Les ventes au détail de bijoux en diamants stagnent. Les consommateurs chinois par exemple sont très méfiants face au ralentissement économique dans leur pays, tandis que les consommateurs américains ressentent les effets de la forte augmentation du coût de la vie au cours des trois dernières années. Seul le secteur de la vente au détail en Inde montre des signes de croissance et d’optimisme pour l’industrie. Pendant ce temps, les diamants synthétiques ont pris des parts de marché, se traduisant par environ 7 milliards de dollars de revenus perdus pour le marché des diamants naturels en 2023, a estimé De Beers lors d’une présentation en mai.

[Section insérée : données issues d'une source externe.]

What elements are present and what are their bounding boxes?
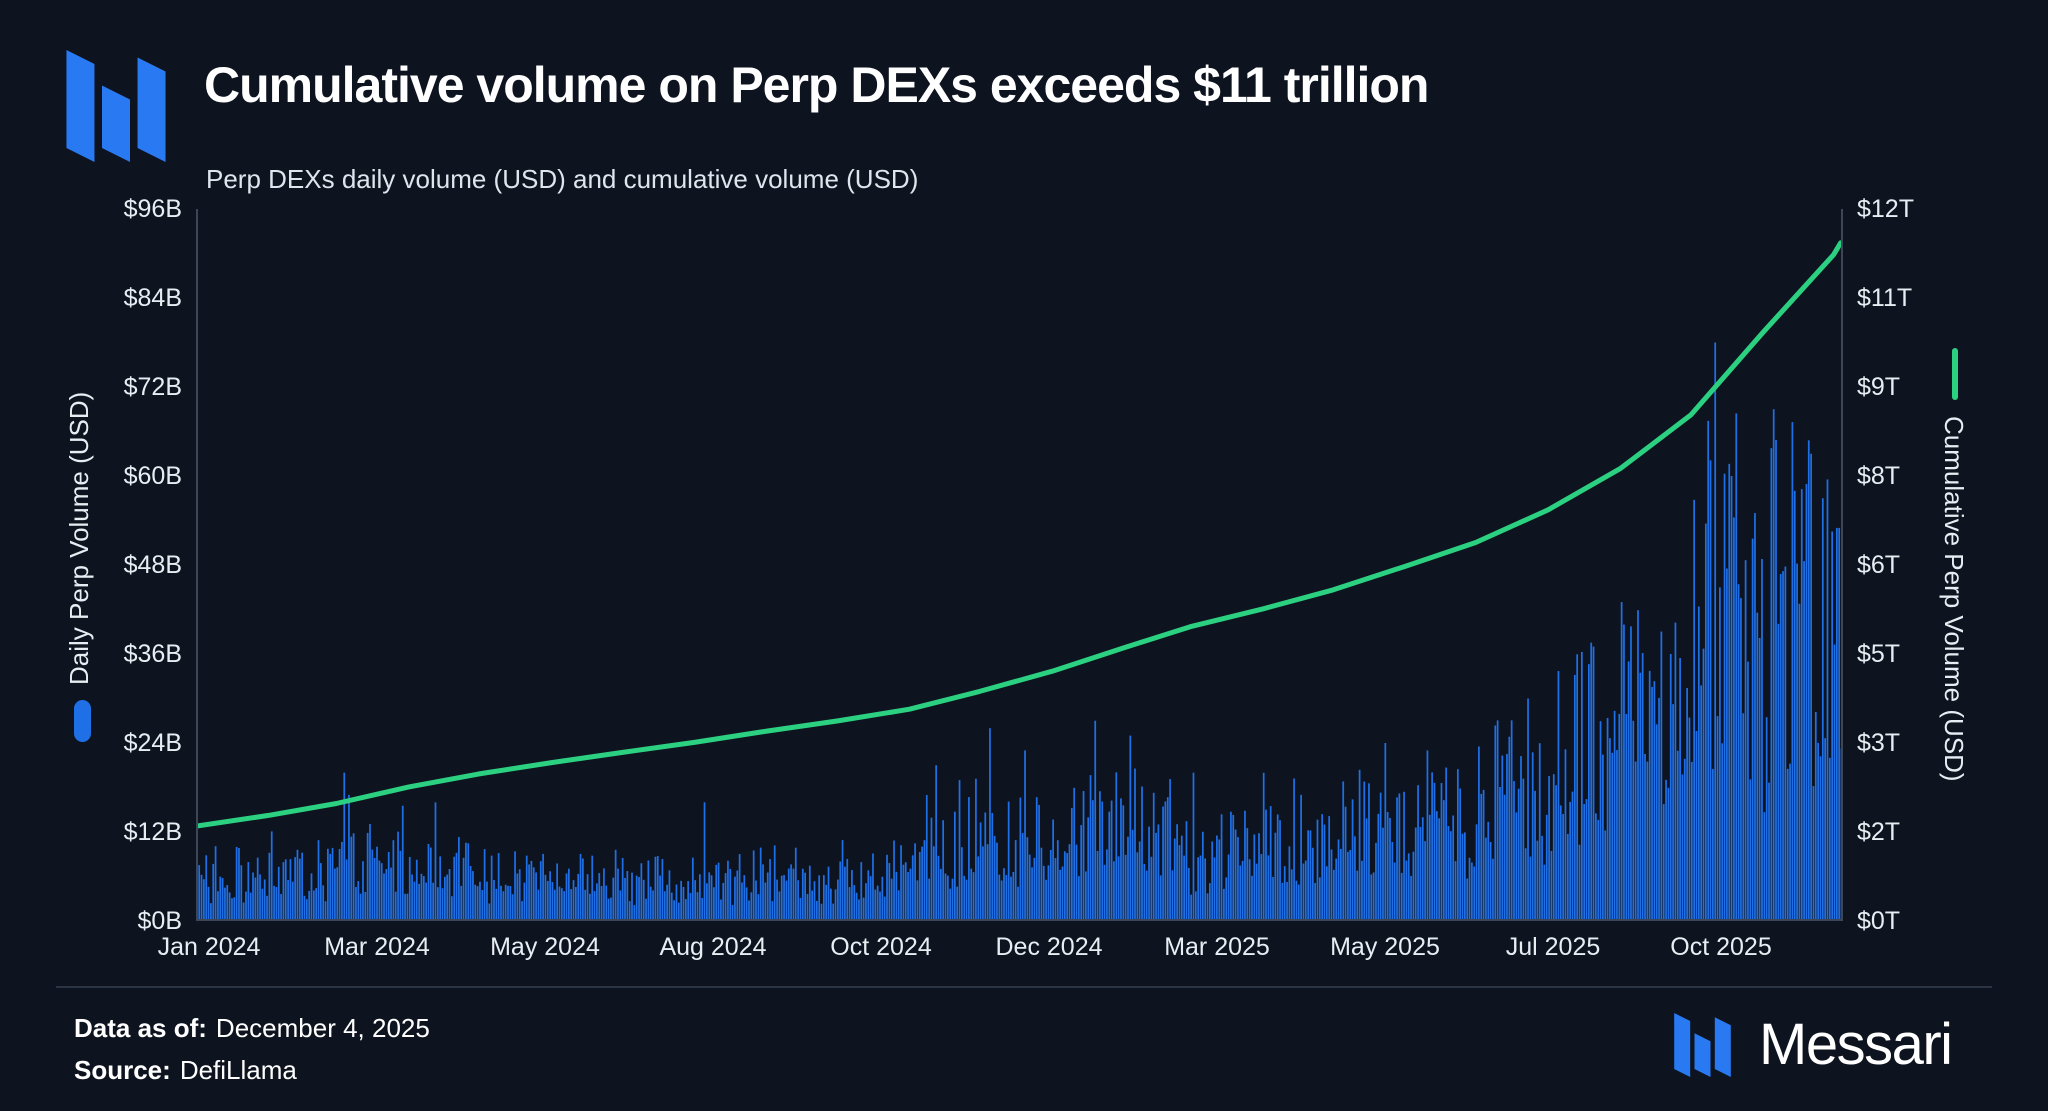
left-axis-tick-label: $36B <box>123 640 182 668</box>
left-axis-tick-label: $72B <box>123 373 182 401</box>
left-axis-tick-label: $48B <box>123 551 182 579</box>
x-axis-tick-label: Jul 2025 <box>1505 933 1601 961</box>
chart-title: Cumulative volume on Perp DEXs exceeds $… <box>204 57 1429 113</box>
x-axis-tick-label: Mar 2025 <box>1164 933 1270 961</box>
left-axis-tick-label: $84B <box>123 284 182 312</box>
source-label: Source: <box>74 1055 171 1085</box>
left-axis-tick-label: $96B <box>123 195 182 223</box>
right-axis-tick-label: $0T <box>1857 907 1901 935</box>
messari-logo-mark <box>66 50 166 162</box>
x-axis-tick-label: Aug 2024 <box>659 933 767 961</box>
x-axis-tick-label: May 2025 <box>1330 933 1440 961</box>
x-axis-tick-label: Oct 2025 <box>1670 933 1772 961</box>
right-axis-tick-label: $3T <box>1857 729 1901 757</box>
x-axis-tick-label: Mar 2024 <box>324 933 430 961</box>
x-axis-tick-label: Jan 2024 <box>157 933 261 961</box>
left-axis-tick-label: $60B <box>123 462 182 490</box>
messari-logo-svg <box>66 50 166 162</box>
right-axis-tick-label: $11T <box>1857 284 1913 312</box>
footer-divider <box>56 986 1992 988</box>
data-as-of-label: Data as of: <box>74 1013 207 1043</box>
messari-logo-icon <box>1674 1013 1731 1077</box>
source: Source: DefiLlama <box>74 1054 297 1086</box>
daily-volume-legend-swatch <box>74 700 91 742</box>
right-axis-tick-label: $5T <box>1857 640 1901 668</box>
x-axis-tick-label: Dec 2024 <box>995 933 1103 961</box>
right-axis-tick-label: $12T <box>1857 195 1914 223</box>
messari-wordmark: Messari <box>1759 1012 1953 1077</box>
left-axis-tick-label: $24B <box>123 729 182 757</box>
plot-area <box>196 209 1843 921</box>
x-axis-tick-label: May 2024 <box>490 933 600 961</box>
source-value: DefiLlama <box>179 1055 297 1085</box>
daily-volume-bars <box>196 342 1843 921</box>
cumulative-volume-line <box>196 240 1843 829</box>
left-axis-tick-label: $0B <box>137 907 182 935</box>
x-axis-tick-label: Oct 2024 <box>830 933 932 961</box>
data-as-of: Data as of: December 4, 2025 <box>74 1012 430 1044</box>
left-axis-tick-label: $12B <box>123 818 182 846</box>
chart-subtitle: Perp DEXs daily volume (USD) and cumulat… <box>206 164 919 194</box>
right-axis-tick-label: $9T <box>1857 373 1901 401</box>
right-axis-title: Cumulative Perp Volume (USD) <box>1939 416 1969 782</box>
data-as-of-value: December 4, 2025 <box>215 1013 430 1043</box>
right-axis-tick-label: $6T <box>1857 551 1901 579</box>
right-axis-tick-label: $8T <box>1857 462 1901 490</box>
right-axis-tick-label: $2T <box>1857 818 1901 846</box>
messari-footer-logo: Messari <box>1674 1010 1953 1080</box>
cumulative-legend-swatch <box>1952 348 1958 400</box>
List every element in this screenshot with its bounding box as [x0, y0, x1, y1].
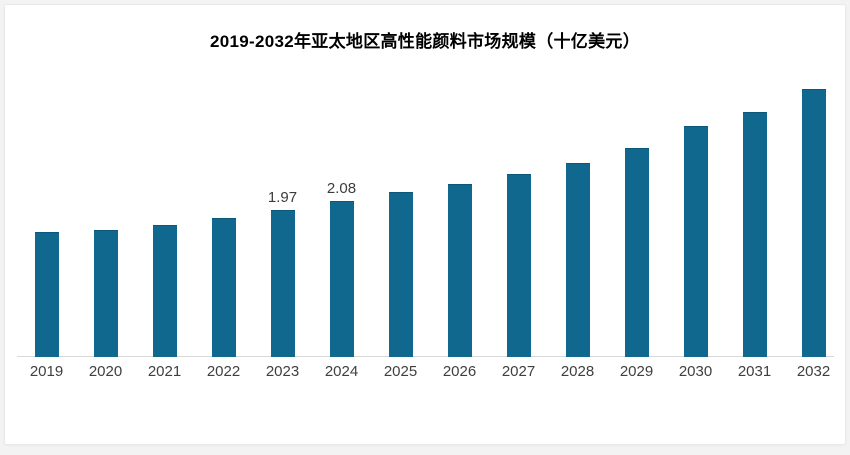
bar-2031: [742, 112, 767, 357]
bar-2021: [152, 225, 177, 357]
chart-card: 2019-2032年亚太地区高性能颜料市场规模（十亿美元） 1.97 2.08 2…: [4, 4, 846, 445]
x-tick-label-2027: 2027: [501, 363, 536, 380]
x-tick-label-2024: 2024: [324, 363, 359, 380]
bar-2025: [388, 192, 413, 357]
x-tick-label-2032: 2032: [796, 363, 831, 380]
bar-2022: [211, 218, 236, 357]
bar-2030: [683, 126, 708, 357]
chart-title: 2019-2032年亚太地区高性能颜料市场规模（十亿美元）: [210, 32, 640, 51]
plot-area: 1.97 2.08: [5, 5, 845, 357]
bar-value-label-2023: 1.97: [267, 189, 298, 206]
x-tick-label-2023: 2023: [265, 363, 300, 380]
x-tick-label-2031: 2031: [737, 363, 772, 380]
x-tick-label-2029: 2029: [619, 363, 654, 380]
x-tick-label-2020: 2020: [88, 363, 123, 380]
bar-2029: [624, 148, 649, 357]
x-tick-label-2022: 2022: [206, 363, 241, 380]
bar-2032: [801, 89, 826, 357]
bar-2020: [93, 230, 118, 357]
bar-2028: [565, 163, 590, 357]
x-tick-label-2030: 2030: [678, 363, 713, 380]
bar-2026: [447, 184, 472, 357]
bar-value-label-2024: 2.08: [326, 180, 357, 197]
x-tick-label-2026: 2026: [442, 363, 477, 380]
x-tick-label-2019: 2019: [29, 363, 64, 380]
bar-2019: [34, 232, 59, 357]
bar-2027: [506, 174, 531, 357]
x-tick-label-2021: 2021: [147, 363, 182, 380]
x-tick-label-2028: 2028: [560, 363, 595, 380]
bar-2024: [329, 201, 354, 357]
bar-2023: [270, 210, 295, 357]
x-tick-label-2025: 2025: [383, 363, 418, 380]
x-axis-line: [17, 356, 834, 357]
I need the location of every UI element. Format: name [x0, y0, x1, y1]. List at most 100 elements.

Pour stimuler la demande, De Beers s’est associé à Signet Jewelers pour promouvoir les bijoux en diamants naturels aux États-Unis avant la saison des fêtes. L’entreprise minière a conclu un accord avec Chow Tai Fook pour faire de même en Chine et a eu des discussions avec le GJEPC pour sensibiliser aux diamants naturels en Inde.

Le Natural Diamond Council (NDC) a lui également lancé sa campagne “Real. Rare. Responsible.” voir la vidéo de promotion ici mettant en avant les diamants des Territoires du Nord-Ouest, qui prendra de l’ampleur au cours du second semestre de l’année.

Cependant, les conditions de marché actuelles devraient persister à moyen terme. Le PDG de De Beers, Mr Cook, a souligné à plusieurs reprises qu’il s’agirait d’une reprise en forme de U, plutôt qu’en V. Il faut se préparer à un marché faible prolongé, tel est le message.

Les entreprises minières devraient donc maintenir des niveaux de production plus faibles dans un avenir proche. D’ailleurs, plusieurs mines clés approchent de la fin de leur vie. Parmi celles-ci, l’exploitation de Diavik au Canada, qui devrait cesser la production commerciale en 2026.

En outre, plusieurs petites exploitations ont été mises en veille en raison du ralentissement. La mine Renard au Canada est l’exemple le plus flagrant de celle qui n’a pas pu résister à la baisse de la demande, mais il y a plusieurs autres exemples. Pendant ce temps, très peu de mines sont en cours de développement, l’Angola étant la région la plus — ou la seule — prometteuse pour de nouvelles découvertes de diamants.

Avec la hausse des coûts, les entreprises minières préfèrent également réduire l’offre plutôt que de baisser les prix, car la valeur de leurs ventes doit rester au-dessus d’un certain seuil. Cela est particulièrement vrai pour De Beers, étant donné l’ampleur de ses opérations et le volume de son approvisionnement.

Cela laisse à De Beers — et au reste du secteur minier des diamants — la possibilité de jouer avec la production, en espérant une hausse de la demande. Mais il faudra une nette amélioration pour rendre ces mines fermées à nouveau viables.

Il semble que les niveaux de production de diamants se stabilisent à des normes réduites. Les niveaux historiquement bas observés dans les données du KP pour 2023 établissent une nouvelle référence pour la production de diamants. Ce niveau sera probablement encore plus bas dans les conditions de marché actuelles.